Thomas Cole’s Course of Empire, a five-painting narrative cycle, was completed in 1834. Thomas Cole was the leading American painter of his generation. Course of Empire illustrates, in five related panels, what the artist called Savage State, Pastoral State, Consummation of Empire, Destruction, and Desolation. Course of Empire arguably embodies better than any other work American thought-lines about the lessons of the classical past. It is a cautionary tale. It depicts and spans the rise and fall of an unknown (but distinctly classical) civilization.

Thomas Couture and Romans of the Decadence

Consummation of Empire
Thomas Couture, Romans of the Decadence, 1847

Thanks to cheap engraved reproductions, this lurid view of Rome was extremely well known to Americans by the late 19th century. It became the image of the late Roman Empire, the moment of abandonment and peacock tongues, one observed critically by two philosophers (possibly foreign visitors to Rome) in the foreground and right.

Thomas Couture’s salon painting, Romans of the Decadence, quoted the second-century Roman poet Juvenal in the catalogue for the 1847 Salon where the painting was first exhibited: "Crueller than war, vice fell upon Rome and avenged the conquered world." Romans of the Decadence imagined the Roman orgy, taking place in the great halls amid the statues of virtuous republican or Augustan ancestors, false in every way, but with immense popular appeal. Widely reproduced, Romans of the Decadence became the mother of all toga parties.

In the 19th century artists often used classical themes to make comment about current events, and history painting often invoked the theme of liberty. Apart from illustrating an ancient text, Couture was alluding to French society of his time. A Republican, Couture opposed restoration of the monarchy.

Edward Everett at Gettysburg: The Classics and Heroes

Edward Everett

Edward Everett was widely considered the greatest academic of his generation. He spoke with Abraham Lincoln at Gettysburg.
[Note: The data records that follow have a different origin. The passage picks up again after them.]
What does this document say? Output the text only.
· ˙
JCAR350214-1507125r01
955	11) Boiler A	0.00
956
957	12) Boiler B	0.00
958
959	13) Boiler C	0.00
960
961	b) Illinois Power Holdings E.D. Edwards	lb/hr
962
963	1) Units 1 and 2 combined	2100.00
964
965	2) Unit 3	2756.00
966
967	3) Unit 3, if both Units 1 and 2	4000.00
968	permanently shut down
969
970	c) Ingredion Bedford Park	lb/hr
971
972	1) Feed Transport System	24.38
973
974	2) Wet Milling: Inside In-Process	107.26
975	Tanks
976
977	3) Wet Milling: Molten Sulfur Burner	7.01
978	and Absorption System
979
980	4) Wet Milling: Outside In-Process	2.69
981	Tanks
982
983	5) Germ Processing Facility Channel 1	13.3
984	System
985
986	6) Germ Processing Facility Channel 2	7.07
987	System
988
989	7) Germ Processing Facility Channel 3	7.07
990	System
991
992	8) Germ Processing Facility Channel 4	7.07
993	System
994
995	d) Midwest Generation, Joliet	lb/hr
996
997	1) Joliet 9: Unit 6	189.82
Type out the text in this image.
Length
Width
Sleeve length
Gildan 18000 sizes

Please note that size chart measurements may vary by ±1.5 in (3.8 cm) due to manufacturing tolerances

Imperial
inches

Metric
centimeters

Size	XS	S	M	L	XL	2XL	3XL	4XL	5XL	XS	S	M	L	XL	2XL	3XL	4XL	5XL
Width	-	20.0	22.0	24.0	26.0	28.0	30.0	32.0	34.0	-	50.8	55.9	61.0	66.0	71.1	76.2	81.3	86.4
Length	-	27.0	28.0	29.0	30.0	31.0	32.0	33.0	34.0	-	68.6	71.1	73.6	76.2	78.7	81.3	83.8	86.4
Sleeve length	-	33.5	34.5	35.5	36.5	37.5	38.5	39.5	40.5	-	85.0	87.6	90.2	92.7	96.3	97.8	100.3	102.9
One of the towering figures in 19th-century American intellectual history, Edward Everett, born in 1794, was professor of Greek literature at Harvard University. He served five terms in Congress. He was Governor of Massachusetts, United States minister to Great Britain, president of Harvard University, and Secretary of State under President Millard Fillmore (to fill the vacancy caused by the death of Daniel Webster). Everett was elected as a Whig to the Senate from Massachusetts in 1854 and was an unsuccessful candidate for vice president in 1860. Everett spoke at Gettysburg with President Abraham Lincoln in 1863.

Just as the classics were mined for individual instruction, virtue and vice and political guidance, 19th-century statesmen and public figures used antiquity to highlight and compare contemporary events and commemorate heroes. These classical allusions signaled the gravity, solemn simplicity, grandeur, and magnitude of public occasions of all kinds.

These words open Everett’s famously long and wordy speech at Gettsyburg:

Such were the tokens of respect required to be paid at Athens to the memory of those who had fallen in the cause of their country. For those alone who fell at Marathon a special honor was reserved. ... [Today we stand] over the graves of our dear brethren, who so lately, on three of the all-important days which decide a nation's history, days on whose issue it depended whether this august republican Union, founded by some of the wisest statesmen that ever lived, cemented with the blood of some of the purest patriots that ever died, should perish or endure rolled back the tide of an invasion, not less unprovoked, not less ruthless, than that which came to plant the dark banner of Asiatic despotism and slavery on the free soil of Greece?" Heaven forbid!

For an extended study of Edward Everett, consult Garry Wills, Lincoln at Gettysburg, especially Ch. 1, “Oratory of the Greek Revival,” and Edward Everett Papers, edited by Frederick S. Allis, Jr., Boston: Massachusetts Historical Society, 1972.